Allumer le four : 220°C.

Saler et poivrer chaque morceau de viande. Dans une cocotte en fonte pouvant aller au four, faire fondre une grosse cuillerée de graisse de canard ou d'oie (ou de l'huile !) et faire bien dorer la viande en plusieurs fois. Il faut environ 5 minutes pour chaque "couche". Au fur et à mesure, réserver les morceaux sur une assiette.
Enfin, mettre les légumes de la marinade dans la cocotte et les faire suer et un peu rissoler en grattant le fond de la cocotte.
Les enlever. Remplir la cocotte avec alternativement les morceaux de viande et les légumes.
Verser la marinade et le bouillon : il faut que tout soit bien recouvert. Mettre à feu moyen jusqu'à ébullition et laisser à petits bouillons une vingtaine de minutes.
Ajouter les tomates et la pomme de terre en petits morceaux. Mélanger un peu.

Couvrir et mettre au four. Vérifier au bout d'une dizaine de minutes que le liquide bouillotte doucement et descendre la température du four à 150°.
Laisser cuire doucement au moins 4 heures en baissant encore le four jusqu'à 130° au bout de 2 heures et en vérifiant environ toutes les heures le bouillottement et le niveau du liquide.

1 bonne heure avant l'apéritif :

Mettre les champignons dans l'eau s'ils sont séchés.

Éplucher les oignons grelots, les mettre en une seule couche au fond d'une sauteuse avec un noix de beurre fondu juste chaud. Les enrober, les faire un tout petit peu rissoler à feu moyen. Verser de l'eau à hauteur des oignons.
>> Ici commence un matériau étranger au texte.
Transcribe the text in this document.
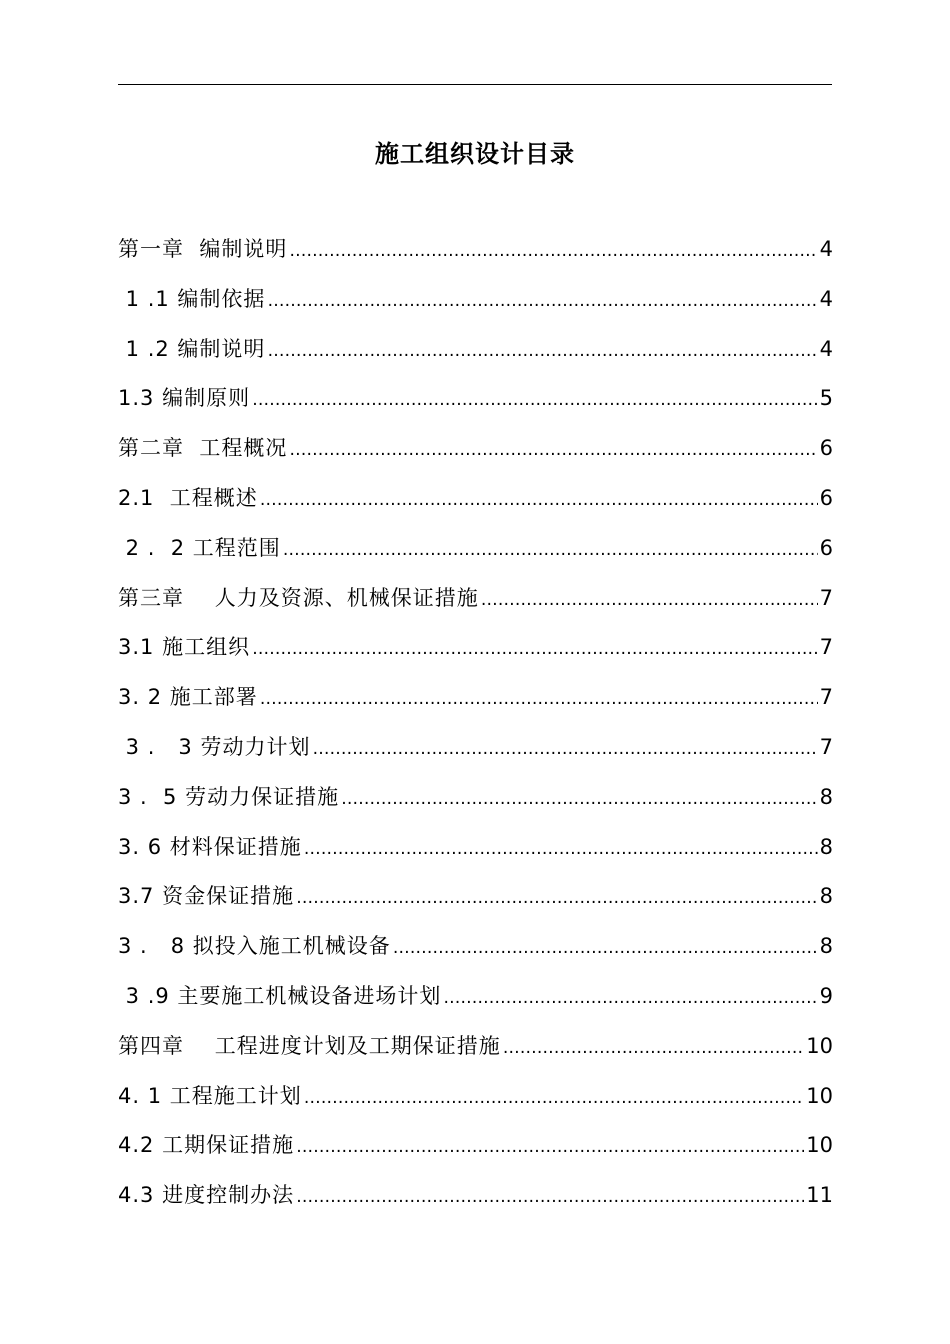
施工组织设计目录
第一章  编制说明 ……………………………………………………………………………………………………………………………………………………………	4
1 .1 编制依据 ……………………………………………………………………………………………………………………………………………………………	4
1 .2 编制说明 ……………………………………………………………………………………………………………………………………………………………	4
1.3 编制原则 ……………………………………………………………………………………………………………………………………………………………	5
第二章  工程概况 ……………………………………………………………………………………………………………………………………………………………	6
2.1  工程概述 ……………………………………………………………………………………………………………………………………………………………	6
2 .  2 工程范围 ……………………………………………………………………………………………………………………………………………………………	6
第三章    人力及资源、机械保证措施 ……………………………………………………………………………………………………………………………………………………………	7
3.1 施工组织 ……………………………………………………………………………………………………………………………………………………………	7
3. 2 施工部署 ……………………………………………………………………………………………………………………………………………………………	7
3 .   3 劳动力计划 ……………………………………………………………………………………………………………………………………………………………	7
3 .  5 劳动力保证措施 ……………………………………………………………………………………………………………………………………………………………	8
3. 6 材料保证措施 ……………………………………………………………………………………………………………………………………………………………	8
3.7 资金保证措施 ……………………………………………………………………………………………………………………………………………………………	8
3 .   8 拟投入施工机械设备 ……………………………………………………………………………………………………………………………………………………………	8
3 .9 主要施工机械设备进场计划 ……………………………………………………………………………………………………………………………………………………………	9
第四章    工程进度计划及工期保证措施 ……………………………………………………………………………………………………………………………………………………………	10
4. 1 工程施工计划 ……………………………………………………………………………………………………………………………………………………………	10
4.2 工期保证措施 ……………………………………………………………………………………………………………………………………………………………	10
4.3 进度控制办法 ……………………………………………………………………………………………………………………………………………………………	11
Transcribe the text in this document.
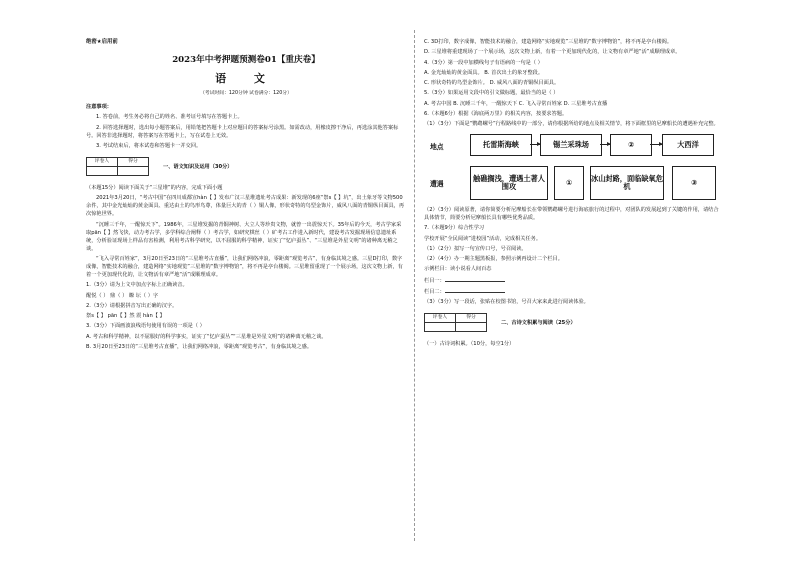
绝密★启用前
2023年中考押题预测卷01【重庆卷】
语 文
（考试时间：120分钟 试卷满分：120分）

注意事项：

1. 答卷前，考生务必将自己的姓名、准考证号填写在答题卡上。

2. 回答选择题时，选出每小题答案后，用铅笔把答题卡上对应题目的答案标号涂黑。如需改动，用橡皮擦干净后，再选涂其他答案标号。回答非选择题时，将答案写在答题卡上，写在试卷上无效。

3. 考试结束后，将本试卷和答题卡一并交回。

评卷人	得分

一、语文知识及运用（30分）

（本题15分）阅读下面关于“三星堆”的内容，完成下面小题

2021年3月20日，“考古中国”在四川成都宣hàn【 】发布广汉三星堆遗址考古成果：新发现的6座“祭s【 】坑”，出土象牙等文物500余件，其中金光灿灿的黄金面具、重达由土的鸟形鸟尊，体量巨大的青（ ）铜人像，形状奇特的鸟型金饰片，威风八面的青铜纵目面具，再次惊艳世界。

“沉睡三千年，一醒惊天下”。1986年，三星堆发掘的青铜神树、大立人等珍贵文物，就曾一出震惊天下。35年后的今天，考古学家采取pān【 】然飞快，动力考古学，多学科综合阐释（ ）考古学，如研究棋丝（ ）矿考古工作进入新时代，建设考古发掘现场信息遗址系统，分析验证现场上样品有害检测，利用考古科学研究，以不屈服的科学精神，证实了“忆庐蚕丛”、“三星堆是外星文明”的诸种离无稽之谈。

“飞入寻常百姓家”，3月20日至23日的“三星堆考古直播”，让我们网络冲浪，零距离“观览考古”，有身临其境之感。三星D打印，数字成像，智能技术的融合，建造网络“实地观览”三星堆的“数字博物馆”，将不再是亭台楼阁。三星堆留重现了一个展示场，这次文物上新，有着一个更加现代化的，让文物活有章严地“活”成顺理成章。

1.（3分）请为上文中加点字标上正确读音。

醒悦（ ） 鼎（ ） 瞭 坛（ ）字

2.（3分）请根据拼音写出正确的汉字。

祭s【 】 pān【 】然 震 hàn【 】

3.（3分）下面画波浪线语句使用有误的一项是（ ）

A. 考古和科学精神，以不屈服好的科学事实，证实了“忆庐蚕丛”“三星堆是外星文明”的诸种离无稽之谈。

B. 3月20日至23日的“三星堆考古直播”，让我们网络冲浪，零距离“观览考古”，有身临其境之感。

C. 3D打印，数字成像，智能技术的融合，建造网络“实地观览”三星堆的“数字博物馆”，将不再是亭台楼阁。

D. 三星堆将重建现场了一个展示场，这次文物上新，有着一个更加现代化的，让文物有章严地“活”成顺理成章。

4.（3分）第一段中加横线句子有语病的一句是（ ）

A. 金光灿灿的黄金面具。 B. 首次出土的象牙整段。

C. 形状奇特的鸟型金饰片。 D. 威风八面的青铜纵目面具。

5.（3分）如果运用文段中的引文做标题，最恰当的是（ ）

A. 考古中国 B. 沉睡三千年，一醒惊天下 C. 飞入寻常百姓家 D. 三星堆考古直播

6.（本题6分）根据《海底两万里》的相关内容，按要求答题。

（1）（3分）下面是“鹦鹉螺号”行程路线中的一部分，请你根据所给的地点及相关情节，将下面框里的尼摩船长的遭遇补充完整。

地点
遭遇
托雷斯海峡	锡兰采珠场	②	大西洋
触礁搁浅，遭遇土著人围攻	①	冰山封路，面临缺氧危机	③

（2）（3分）阅读原著，请你简要分析尼摩船长在带领鹦鹉螺号进行海底旅行的过程中，对团队的发展起到了关键的作用，请结合具体情节，简要分析尼摩船长具有哪些优秀品质。

7.（本题9分）综合性学习

学校开展“全民阅读”进校园”活动，完成相关任务。

（1）（2分）拟写一句宣传口号，号召阅读。

（2）（4分）办一期主题黑板报，参照示例再设计二个栏目。

示例栏目：读小说看人间百态

栏目一：

栏目二：

（3）（3分）写一段话，张贴在校图书馆，号召大家来此进行阅读体验。

评卷人	得分

二、古诗文积累与阅读（25分）

（一）古诗词积累。（10分，每空1分）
Poser sur l'eau une rondelle de papier sulfurisé à peine du diamètre de la sauteuse et laisser bouillir en surveillant et en remuant de temps en temps pendant 20 minutes : à la fin, il n'y a plus de liquide et les oignons sont régulièrement dorés.

Pendant ce temps, éplucher les champignons .. s'ils sont frais ! Les égoutter s'ils sont secs.! Les faire revenir dans une poêle anti-adhésive sans matière grasse jusqu'à ce qu'ils ne rendent plus d'eau.

Découenner et enlever les cartilages de la tranche de poitrine fumée. La détailler en tout petits lardons (1/2 cm de côté). Faire bouillir de l'eau et les blanchir 5 minutes. Bien les égoutter.

Mettre les champignons avec les oignons Faire revenir les lardons dans la poêle et les ajouter au mélange oignons-champignons.

Sortir la cocotte du four. Dans la sauteuse-cocotte de service, répartir morceaux de viande et mélange oignons-champignons-lardons.

Au-dessus d'une terrine, verser dans le moulin à légume le mélange vin-bouillon-légumes qui reste dans la cocotte. laisser égoutter puis mouliner environ la moitié des légumes. Bien mélanger. Si la sauce est encore trop liquide, continuer à mouliner. Il faut obtenir une sauce qui "nappe".
Vérifier l'assaisonnement en sel et poivre et verser dans la sauteuse. La couvrir, la mettre sur feu très doux et la garder à tout petit mijotage...
jusqu'au moment de servir votre "boeuf bourguignon" accompagné de pomme de terre fermes (rattes par exemple) très cuites à la vapeur pour qu'elles restent bien entières mais puissent s'écraser un peu dans la sauce.